It’s almost always a hard “no” to this question.
There are some exceptions – for example, if the SMSF owned a hotel and it was managed by its members, it’s likely they could live on site. But for the vast majority of people, it’s not possible to live in a property owned by their SMSF for a couple of reasons.
Firstly, all super funds have to comply with what’s known as the “sole purpose test”. We covered this in a recent article here. But in brief, this test is all about funds being run for the sole purpose of saving for retirement or looking after a member’s immediate family if they die. It is a test the trustees have to think about whenever a super fund does anything, including buying investments: “are we buying this because it’s a good way of saving for retirement or do we have some other reason that’s actually the driver?”.
A decision to buy a property so that the members, their family or even friends or acquaintances could live there would fail this test.
Even if the property was an adequate investment, the important question would be: what drove the decision? Was it genuinely motivated by finding the best possible investment for retirement savings or something else?
The sole purpose test would also stop SMSF trustees from doing other things. For example, they couldn’t buy a property from a friend because they wanted to help the friend release some cash. Nor could they transfer a business premises they owned personally to their SMSF because they wanted to free up some cash themselves. In both cases, those transactions might be fine if they were undertaken for different reasons – ie, because the trustees felt these investments were the best option for their retirement savings. But they’re a problem if the motivation was to help the seller.
But what if the circumstances were different and the motivations for buying the investment are absolutely right – maximising retirement savings. Would anything get in the way of a member living in the property owned by their SMSF then?
Perhaps the lawmakers knew how hard it would be to be true to the sole purpose test or perhaps they just wanted to be extra sure that super monies are protected. For whatever reason, there are a number of extra rules in super law when it comes to dealing with “related parties”. (Related parties are generally the members themselves, their relatives and other entities like companies or trusts that the members and their family control.)
A few are highly relevant for this question.
For example, if an SMSF rents a residential property to a related party, the property becomes what is known as an “in-house asset”. Super funds are only allowed to invest up to 5% of their total asset value into in-house assets. Unless the fund is very large (so the property represents less than 5% of its assets), that essentially makes it impossible to do. Unfortunately the fund can’t get around this by not charging the related party rent – there’s no escaping the long tentacles of the in-house asset rules.
In our business, we’re often asked about this when it feels like the situation "should" be OK. A common scenario might look something like this: the property was genuinely purchased for the right reasons (no sole purpose test problems). Initially it’s rented out to a tenant that isn’t connected with the family at all but when their lease is up, a family member asks to move in. It looks like a perfect solution for everyone involved – the SMSF trustees have a reliable tenant, willing to pay market rates of rent and obviously motivated to look after the place well.
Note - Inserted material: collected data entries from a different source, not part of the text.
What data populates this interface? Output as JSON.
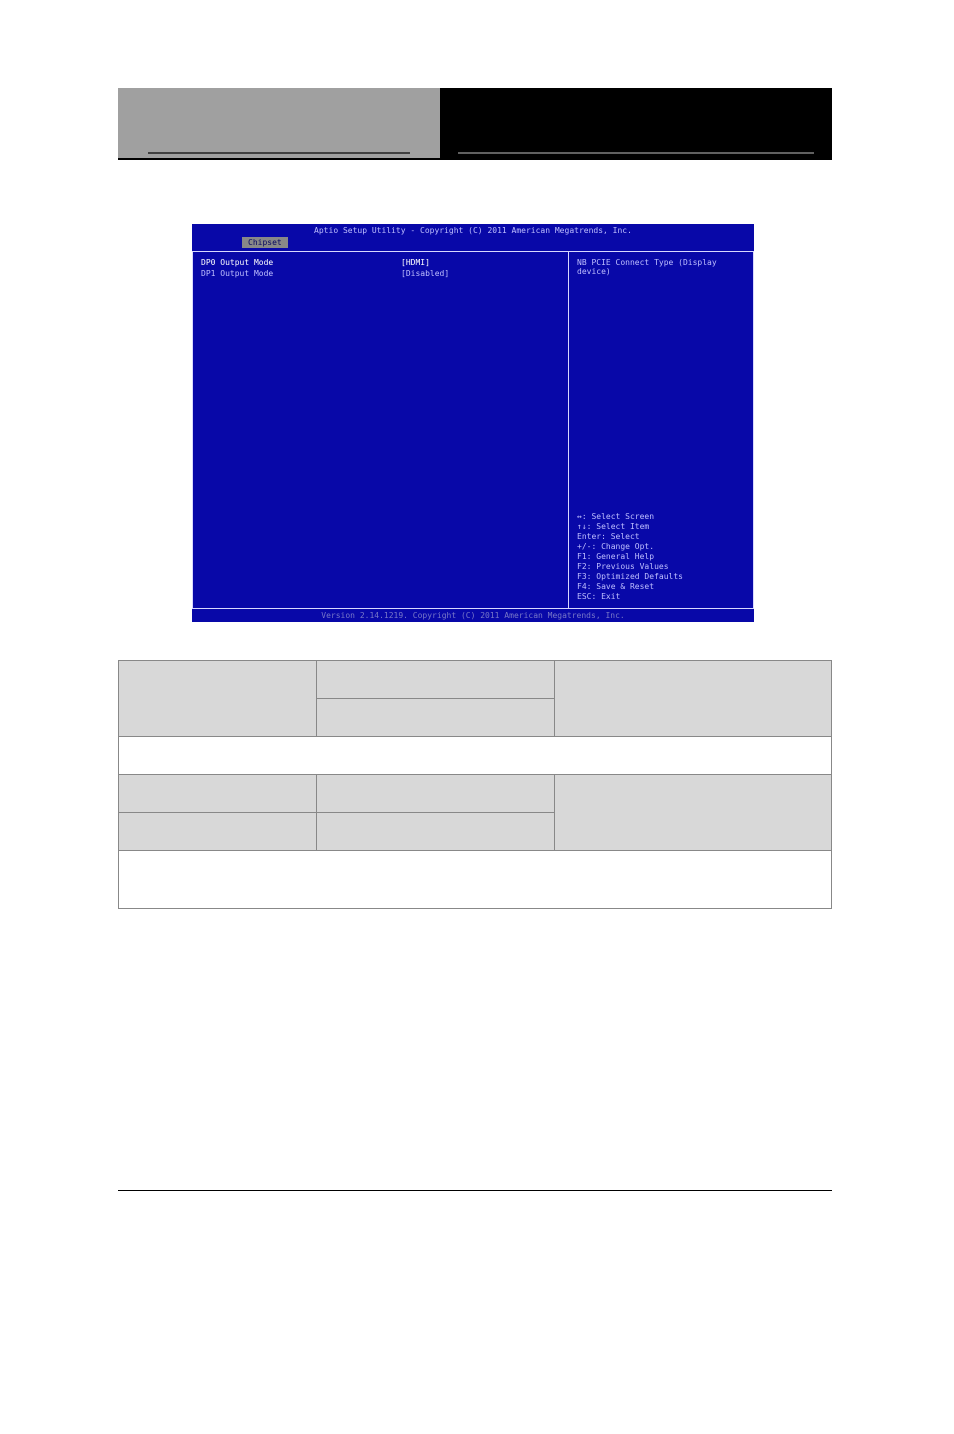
{
  "header": {
    "gray_text": "",
    "black_text": ""
  },
  "bios": {
    "title": "Aptio Setup Utility - Copyright (C) 2011 American Megatrends, Inc.",
    "tab": "Chipset",
    "rows": [
      {
        "label": "DP0 Output Mode",
        "value": "[HDMI]",
        "selected": true
      },
      {
        "label": "DP1 Output Mode",
        "value": "[Disabled]",
        "selected": false
      }
    ],
    "help_top": "NB PCIE Connect Type (Display device)",
    "help_bottom": [
      "↔: Select Screen",
      "↑↓: Select Item",
      "Enter: Select",
      "+/-: Change Opt.",
      "F1: General Help",
      "F2: Previous Values",
      "F3: Optimized Defaults",
      "F4: Save & Reset",
      "ESC: Exit"
    ],
    "footer": "Version 2.14.1219. Copyright (C) 2011 American Megatrends, Inc."
  },
  "table": {
    "r1c1": "",
    "r1c2a": "",
    "r1c2b": "",
    "r1c3": "",
    "r2": "",
    "r3c1": "",
    "r3c2": "",
    "r3c3": "",
    "r4c1": "",
    "r4c2": "",
    "r5": ""
  }
}
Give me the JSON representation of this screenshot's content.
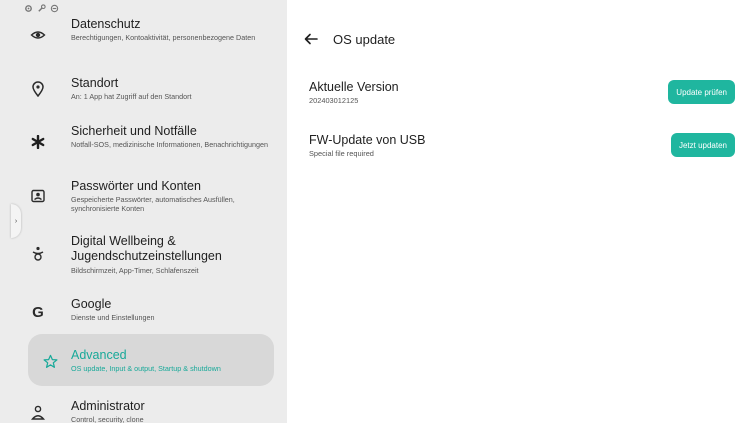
{
  "status_bar": {
    "icons": [
      "settings-gear-icon",
      "wrench-icon",
      "location-icon"
    ]
  },
  "sidebar": {
    "items": [
      {
        "id": "privacy",
        "icon": "privacy-eye-icon",
        "label": "Datenschutz",
        "sub": "Berechtigungen, Kontoaktivität, personenbezogene Daten"
      },
      {
        "id": "location",
        "icon": "location-pin-icon",
        "label": "Standort",
        "sub": "An: 1 App hat Zugriff auf den Standort"
      },
      {
        "id": "safety",
        "icon": "asterisk-icon",
        "label": "Sicherheit und Notfälle",
        "sub": "Notfall-SOS, medizinische Informationen, Benachrichtigungen"
      },
      {
        "id": "accounts",
        "icon": "account-card-icon",
        "label": "Passwörter und Konten",
        "sub": "Gespeicherte Passwörter, automatisches Ausfüllen, synchronisierte Konten"
      },
      {
        "id": "wellbeing",
        "icon": "wellbeing-icon",
        "label": "Digital Wellbeing & Jugendschutzeinstellungen",
        "sub": "Bildschirmzeit, App-Timer, Schlafenszeit"
      },
      {
        "id": "google",
        "icon": "google-g-icon",
        "label": "Google",
        "sub": "Dienste und Einstellungen"
      },
      {
        "id": "advanced",
        "icon": "advanced-star-icon",
        "label": "Advanced",
        "sub": "OS update, Input & output, Startup & shutdown",
        "active": true
      },
      {
        "id": "admin",
        "icon": "administrator-person-icon",
        "label": "Administrator",
        "sub": "Control, security, clone"
      }
    ]
  },
  "header": {
    "title": "OS update"
  },
  "rows": [
    {
      "title": "Aktuelle Version",
      "sub": "202403012125",
      "button": "Update prüfen"
    },
    {
      "title": "FW-Update von USB",
      "sub": "Special file required",
      "button": "Jetzt updaten"
    }
  ],
  "colors": {
    "accent": "#1fb69f",
    "sidebar_bg": "#ececec",
    "active_bg": "#d8d8d8"
  }
}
The potential tenant has the security of knowing their landlord will be fair when it comes to honouring the lease and won’t evict them with minimal notice.
But unfortunately it's still a problem.
No matter how carefully the arrangement is structured to be completely above board (with proper lease agreements, market rents and all lease conditions adhered to etc), nothing can change the fact that the property has become an in-house asset and caused the fund to exceed its 5% limit. That happens simply because it is now leased to a related party. And the definition of “relative” when it comes to related parties is not just immediate family – it includes aunts, uncles, nieces, nephews, siblings, parents, children, in-laws and more.
Interestingly, super law applies different standards when the property involved is “business real property” (ie commercial property). Business real property can be leased to related parties without being classified as an in-house asset. So while the sole purpose test would still be vitally important, an office building (say) owned by an SMSF can be rented to a member’s business or a business run by another family member without needing to worry about the 5% ceiling.
For business real property, it’s critical that it all happens on commercial terms. The rent must be at market value, the lease properly documented and its terms should be followed to the letter. For example, if rent is supposed to be paid monthly and is increased in line with inflation every 12 months, that must happen in practice. But as long as these requirements are met, it’s possible (in fact common) for SMSFs to lease business property to related parties.
And that’s perhaps why people so often assume that it will be fine to do the same with residential property, but unfortunately the rules are completely different.
In fact the rules are even different when it comes to buying the property in the first place. This is a topic for another time but – spoiler alert – SMSFs can acquire business real property from related parties (subject to some conditions) but they can’t do this with residential property. Residential property can only be bought from people or entities that aren’t related parties, and then can only be leased to people or entities that aren’t related parties.